Enfin, l’absence de critère organique (permettant d’identifier son producteur/détenteur) pour la qualification de la donnée urbaine, implique que celle-ci peut être produite et détenue soit par des opérateurs privés, soit par des acteurs publics ou parapublics. La capacité de ces différents acteurs à produire et à collecter de la donnée induit plusieurs préoccupations d’ordre politique. D’une part, l’aptitude des entreprises du numérique à collecter et à traiter de la donnée interroge sur l’apparition d’une nouvelle forme de gouvernance urbaine. Dans celle-ci, la gestion de la ville, traditionnellement dévolue à l’acteur public, se voit confiée, dans les faits, aux acteurs privés en raison de leur capacité à collecter, traiter et à valoriser les données urbaines et ainsi agir sur l’organisation des flux urbains (mobilité, énergie, etc.). D’autre part, l’accumulation de données par les gouvernements locaux nous interpelle au regard des possibles finalités de celle-ci. Ainsi, même si la poursuite de l’intérêt public est généralement invoquée par les promoteurs de la ville connectée, la préservation des libertés face aux dérives sécuritaires et les enjeux de la cybersécurité doivent demeurer prioritaires.

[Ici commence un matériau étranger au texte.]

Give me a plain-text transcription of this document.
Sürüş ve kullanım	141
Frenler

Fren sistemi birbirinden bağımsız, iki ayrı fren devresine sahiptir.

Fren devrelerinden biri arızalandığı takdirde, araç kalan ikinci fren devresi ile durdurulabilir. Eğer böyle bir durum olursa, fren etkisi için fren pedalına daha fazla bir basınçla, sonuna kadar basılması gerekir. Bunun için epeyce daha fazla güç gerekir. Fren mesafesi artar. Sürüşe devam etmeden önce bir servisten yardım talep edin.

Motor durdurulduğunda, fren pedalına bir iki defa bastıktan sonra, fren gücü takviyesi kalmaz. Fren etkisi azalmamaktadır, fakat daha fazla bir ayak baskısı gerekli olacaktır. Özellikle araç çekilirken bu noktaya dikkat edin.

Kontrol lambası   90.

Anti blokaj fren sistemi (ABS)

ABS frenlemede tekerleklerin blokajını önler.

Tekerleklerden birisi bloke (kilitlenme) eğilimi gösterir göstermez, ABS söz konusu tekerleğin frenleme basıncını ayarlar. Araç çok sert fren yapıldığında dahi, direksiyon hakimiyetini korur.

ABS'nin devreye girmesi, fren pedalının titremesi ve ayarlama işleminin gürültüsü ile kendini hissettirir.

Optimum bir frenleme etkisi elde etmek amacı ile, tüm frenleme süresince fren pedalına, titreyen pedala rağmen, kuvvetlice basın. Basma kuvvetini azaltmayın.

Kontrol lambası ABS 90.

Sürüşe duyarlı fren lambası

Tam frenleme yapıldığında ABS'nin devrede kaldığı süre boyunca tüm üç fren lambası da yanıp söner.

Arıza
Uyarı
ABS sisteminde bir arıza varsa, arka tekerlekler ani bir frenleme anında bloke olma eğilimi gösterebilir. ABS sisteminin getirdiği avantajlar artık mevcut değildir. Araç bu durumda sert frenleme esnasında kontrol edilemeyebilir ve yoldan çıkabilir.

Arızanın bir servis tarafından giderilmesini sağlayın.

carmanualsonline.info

2) Les enjeux d’encadrement de la donnée « urbaine »
La donnée urbaine nécessite, pour son exploitation dans le cadre des projets de villes et territoires durables, la prise en compte d’une pluralité de régimes juridiques. Si l’ouverture des « données publiques » fait l’objet d’un encadrement juridique spécifique par les dispositions relatives à l’Open Data [8] et à l’ouverture des données géographiques [9], l’ouverture et la mise à disposition des données privées ne font l’objet d’aucun encadrement juridique approprié. Celles-ci sont généralement protégées par les entreprises qui y voient une ressource commerciale à préserver de la concurrence. Dans l’hexagone, ces données sont notamment protégées par le droit sui generis des producteurs de bases de données prévu aux articles L341-1 et suivants de Code la propriété intellectuelle. Pourtant, si ces données possèdent une forte valeur commerciale pour les entreprises qui les détiennent, il apparaît qu’une large partie d’entre elles revêtent un caractère d’intérêt général [10] et bénéficierait aux collectivités locales dans le cadre de la planification et du pilotage de la transition écologique.
En France, des propositions parlementaires visant à élaborer un cadre juridique permettant aux autorités publiques d’accéder à ces données « privées » ont été faites. Tel est notamment le cas de la notion de « données d’intérêt général (DIG) », consacrée par la Loi pour une République numérique du 7 octobre 2016 [11], visant à étendre l’obligation d’ouverture des données aux entreprises privées délégataires d’un service public pour des motifs d’intérêt général. Cette disposition n’est pas exempte de critiques puisqu’elle ne concerne que les entreprises chargées d’une mission de service public, mais surtout, elle demeure insuffisamment mobilisée par les collectivités.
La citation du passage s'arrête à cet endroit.